This gets evaluated from the inside out.
Let me show you the results of evaluating the individual parts, and I think it will make things much clearer. I added the comments after evaluating these things.
> list
#<procedure list>
> apply
#<procedure apply>
> (list apply)
(#<procedure apply>) ; a list containing one item, the apply procedure.
> procedure?
; procedure? is a procedure.
#<procedure procedure?>
> (list procedure? (list apply))
(#<procedure procedure?> (#<procedure apply>)) ; a list of two items:
; (1) the procedure? procedure
; (2) a list containing the
apply procedure.
;
; So the whole original expression is a call to apply, where the first argument
; (the function to be applied) is apply, and the second argument (the
; list of arguments to which the first argument is to be applied) is
; the list of two items described above.
> (trace procedure?)
(procedure?)
> (trace apply)
(apply)
> (apply apply (list procedure? (list apply)))
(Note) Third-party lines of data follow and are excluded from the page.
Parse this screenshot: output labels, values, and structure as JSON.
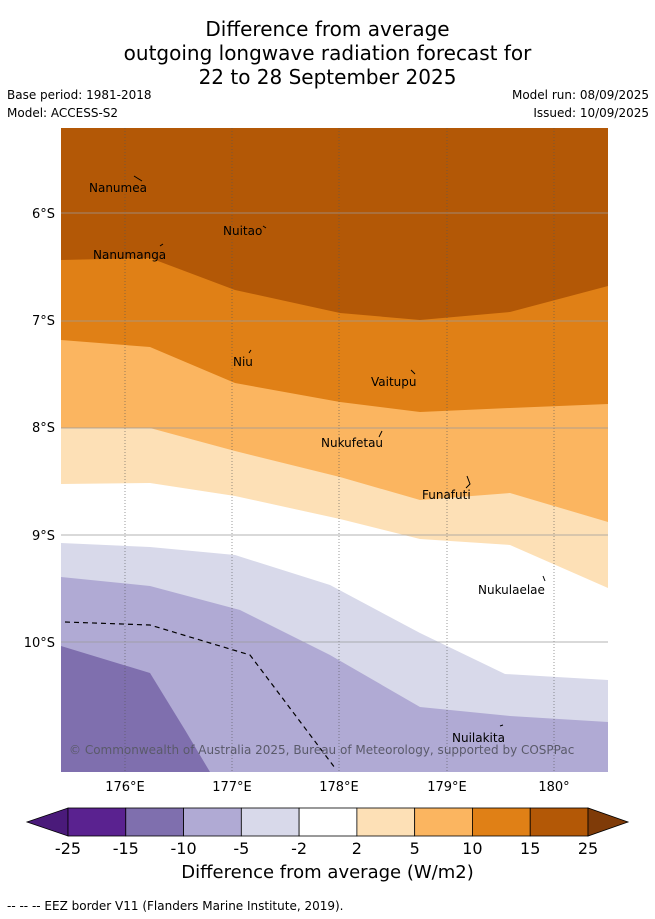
{
  "title": {
    "line1": "Difference from average",
    "line2": "outgoing longwave radiation forecast for",
    "line3": "22 to 28 September 2025"
  },
  "meta": {
    "base_period": "Base period: 1981-2018",
    "model": "Model: ACCESS-S2",
    "model_run": "Model run: 08/09/2025",
    "issued": "Issued: 10/09/2025"
  },
  "map": {
    "latitude_labels": [
      "6°S",
      "7°S",
      "8°S",
      "9°S",
      "10°S"
    ],
    "longitude_labels": [
      "176°E",
      "177°E",
      "178°E",
      "179°E",
      "180°"
    ],
    "islands": [
      {
        "name": "Nanumea"
      },
      {
        "name": "Nuitao"
      },
      {
        "name": "Nanumanga"
      },
      {
        "name": "Niu"
      },
      {
        "name": "Vaitupu"
      },
      {
        "name": "Nukufetau"
      },
      {
        "name": "Funafuti"
      },
      {
        "name": "Nukulaelae"
      },
      {
        "name": "Nuilakita"
      }
    ],
    "copyright": "© Commonwealth of Australia 2025, Bureau of Meteorology, supported by COSPPac"
  },
  "colorbar": {
    "labels": [
      "-25",
      "-15",
      "-10",
      "-5",
      "-2",
      "2",
      "5",
      "10",
      "15",
      "25"
    ],
    "colors": [
      "#4a1a7a",
      "#5a2290",
      "#7f6fae",
      "#b0aad4",
      "#d8d9ea",
      "#ffffff",
      "#fde0b6",
      "#fbb560",
      "#e08016",
      "#b35806",
      "#7f3b08"
    ],
    "title": "Difference from average (W/m2)"
  },
  "footer": {
    "eez_note": "--  --  -- EEZ border V11 (Flanders Marine Institute, 2019)."
  }
}
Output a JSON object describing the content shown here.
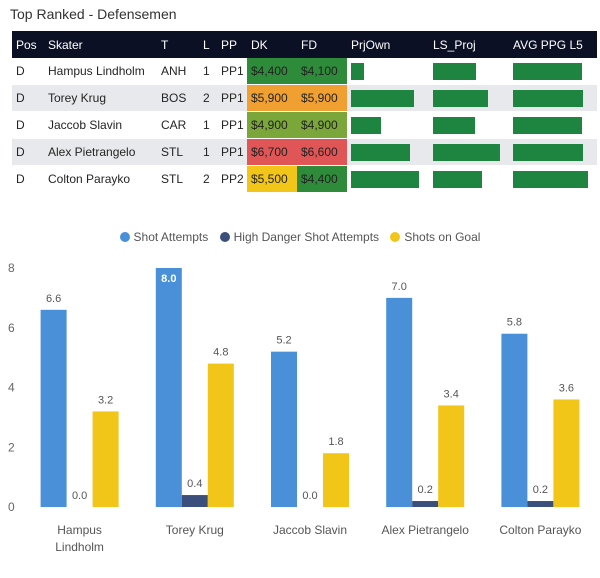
{
  "page": {
    "title": "Top Ranked - Defensemen"
  },
  "table": {
    "columns": [
      "Pos",
      "Skater",
      "T",
      "L",
      "PP",
      "DK",
      "FD",
      "PrjOwn",
      "LS_Proj",
      "AVG PPG L5"
    ],
    "rows": [
      {
        "pos": "D",
        "skater": "Hampus Lindholm",
        "team": "ANH",
        "line": "1",
        "pp": "PP1",
        "dk": "$4,400",
        "fd": "$4,100",
        "dk_color": "#2e8b3a",
        "fd_color": "#2e8b3a",
        "prjown": 0.18,
        "ls_proj": 0.62,
        "avg_ppg": 0.88
      },
      {
        "pos": "D",
        "skater": "Torey Krug",
        "team": "BOS",
        "line": "2",
        "pp": "PP1",
        "dk": "$5,900",
        "fd": "$5,900",
        "dk_color": "#f0a030",
        "fd_color": "#f0a030",
        "prjown": 0.88,
        "ls_proj": 0.78,
        "avg_ppg": 0.9
      },
      {
        "pos": "D",
        "skater": "Jaccob Slavin",
        "team": "CAR",
        "line": "1",
        "pp": "PP1",
        "dk": "$4,900",
        "fd": "$4,900",
        "dk_color": "#7aa63a",
        "fd_color": "#7aa63a",
        "prjown": 0.42,
        "ls_proj": 0.6,
        "avg_ppg": 0.88
      },
      {
        "pos": "D",
        "skater": "Alex Pietrangelo",
        "team": "STL",
        "line": "1",
        "pp": "PP1",
        "dk": "$6,700",
        "fd": "$6,600",
        "dk_color": "#e05555",
        "fd_color": "#e05555",
        "prjown": 0.82,
        "ls_proj": 0.95,
        "avg_ppg": 0.9
      },
      {
        "pos": "D",
        "skater": "Colton Parayko",
        "team": "STL",
        "line": "2",
        "pp": "PP2",
        "dk": "$5,500",
        "fd": "$4,400",
        "dk_color": "#f2c618",
        "fd_color": "#2e8b3a",
        "prjown": 0.95,
        "ls_proj": 0.7,
        "avg_ppg": 0.96
      }
    ]
  },
  "chart_data": {
    "type": "bar",
    "categories": [
      "Hampus Lindholm",
      "Torey Krug",
      "Jaccob Slavin",
      "Alex Pietrangelo",
      "Colton Parayko"
    ],
    "category_lines": [
      [
        "Hampus",
        "Lindholm"
      ],
      [
        "Torey Krug"
      ],
      [
        "Jaccob Slavin"
      ],
      [
        "Alex Pietrangelo"
      ],
      [
        "Colton Parayko"
      ]
    ],
    "series": [
      {
        "name": "Shot Attempts",
        "color": "#4a90d9",
        "values": [
          6.6,
          8.0,
          5.2,
          7.0,
          5.8
        ],
        "labels": [
          "6.6",
          "8.0",
          "5.2",
          "7.0",
          "5.8"
        ]
      },
      {
        "name": "High Danger Shot Attempts",
        "color": "#3b4f7c",
        "values": [
          0.0,
          0.4,
          0.0,
          0.2,
          0.2
        ],
        "labels": [
          "0.0",
          "0.4",
          "0.0",
          "0.2",
          "0.2"
        ]
      },
      {
        "name": "Shots on Goal",
        "color": "#f2c618",
        "values": [
          3.2,
          4.8,
          1.8,
          3.4,
          3.6
        ],
        "labels": [
          "3.2",
          "4.8",
          "1.8",
          "3.4",
          "3.6"
        ]
      }
    ],
    "yticks": [
      0,
      2,
      4,
      6,
      8
    ],
    "ylim": [
      0,
      8
    ],
    "legend_position": "top-center",
    "title": "",
    "xlabel": "",
    "ylabel": ""
  }
}
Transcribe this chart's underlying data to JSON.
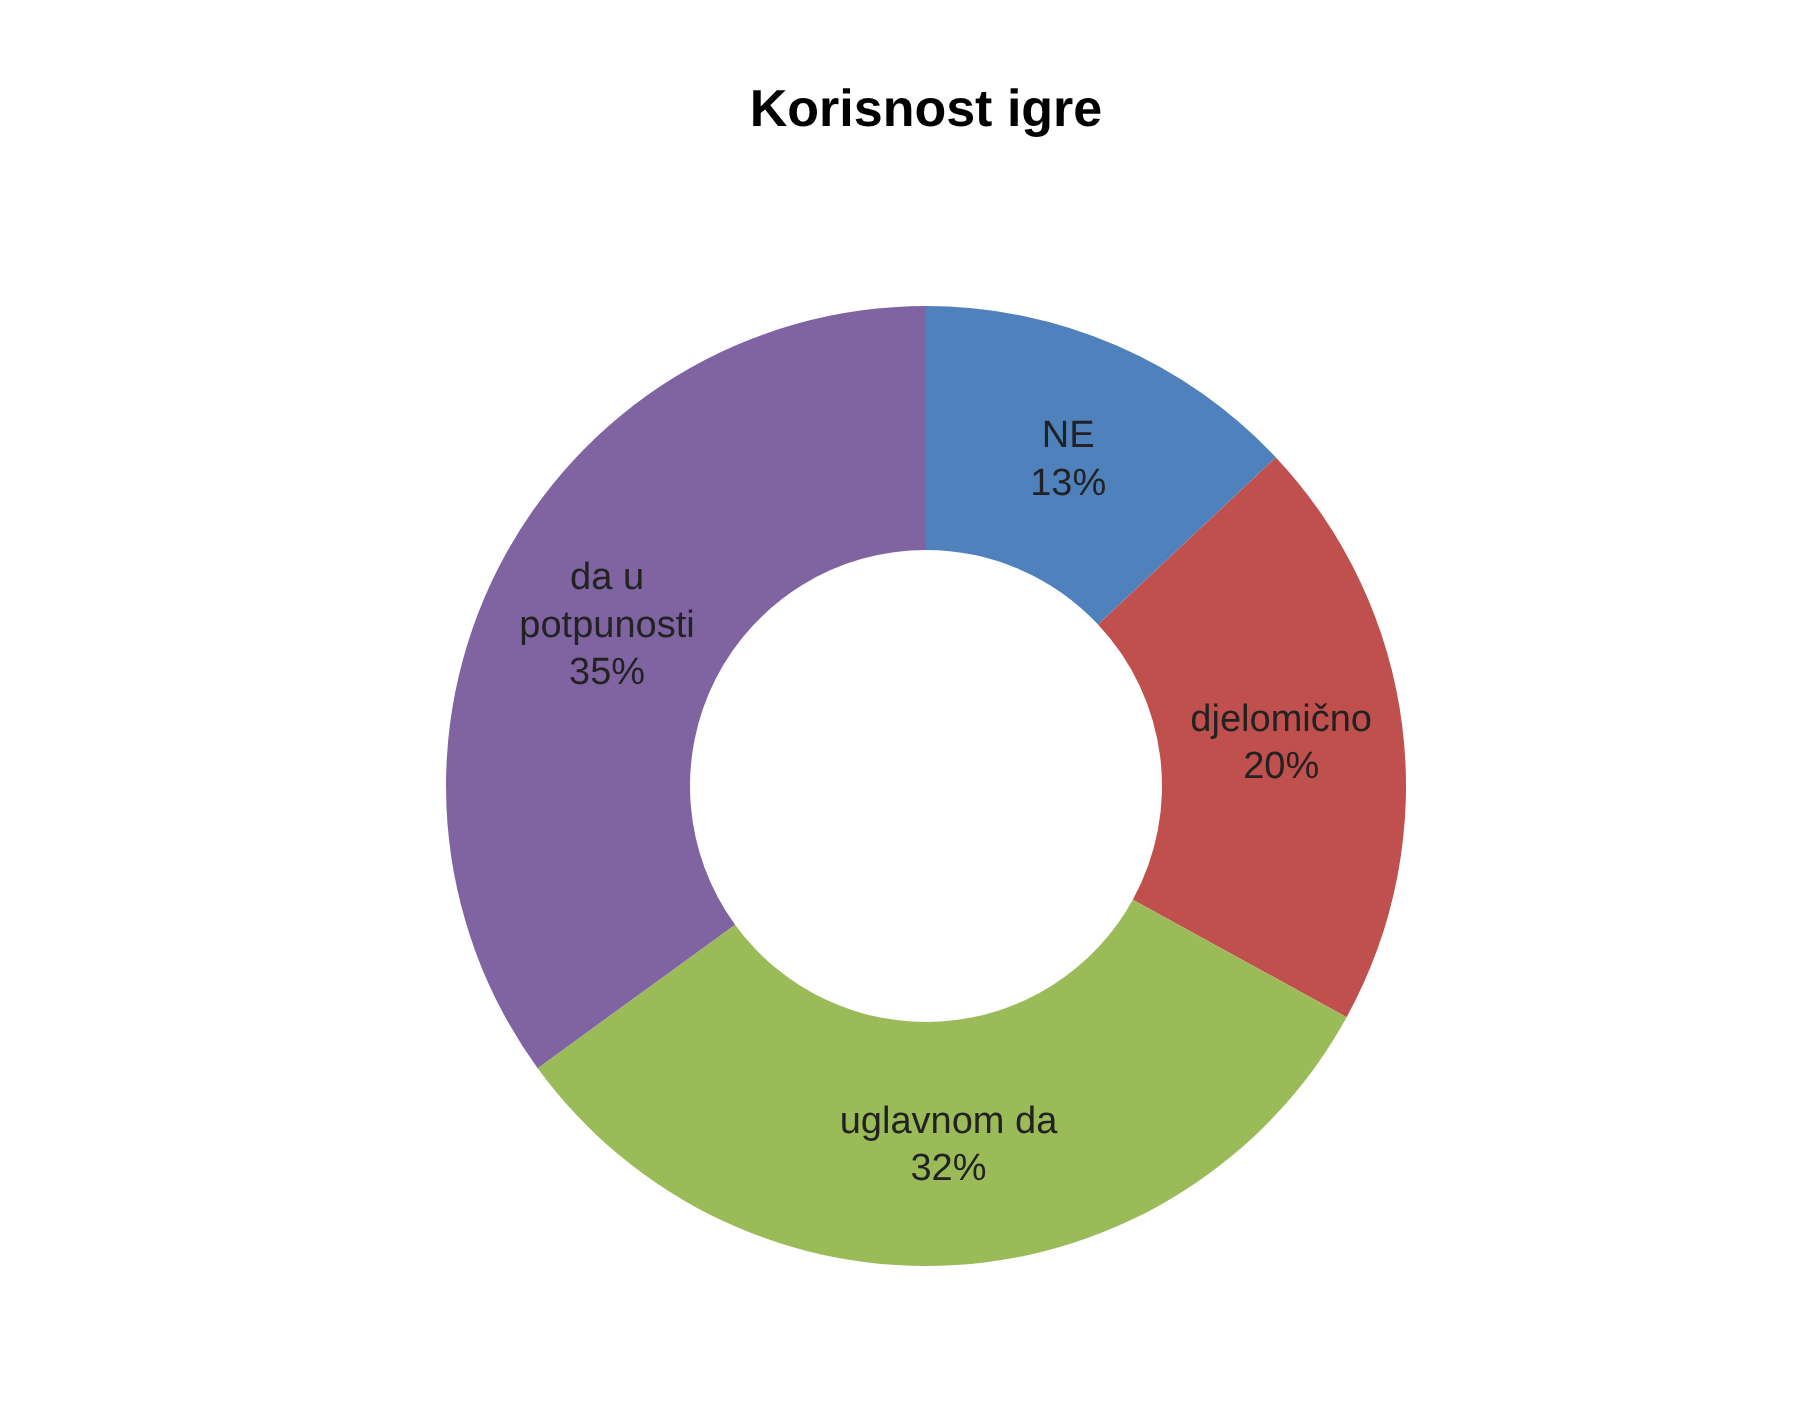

|(apply #<procedure> (#<procedure> (#<procedure>)))
; The three procedures in the above are apply, procedure?, and apply.
; When we apply the apply procedure to that list of two arguments,
; we get
|(apply #<procedure> (#<procedure>)) ; The procedures are procedure? and apply.
; Now we apply procedure? to the list containing apply:
|(procedure? #<procedure>) ; apply is a procedure, so
|#t
#t
>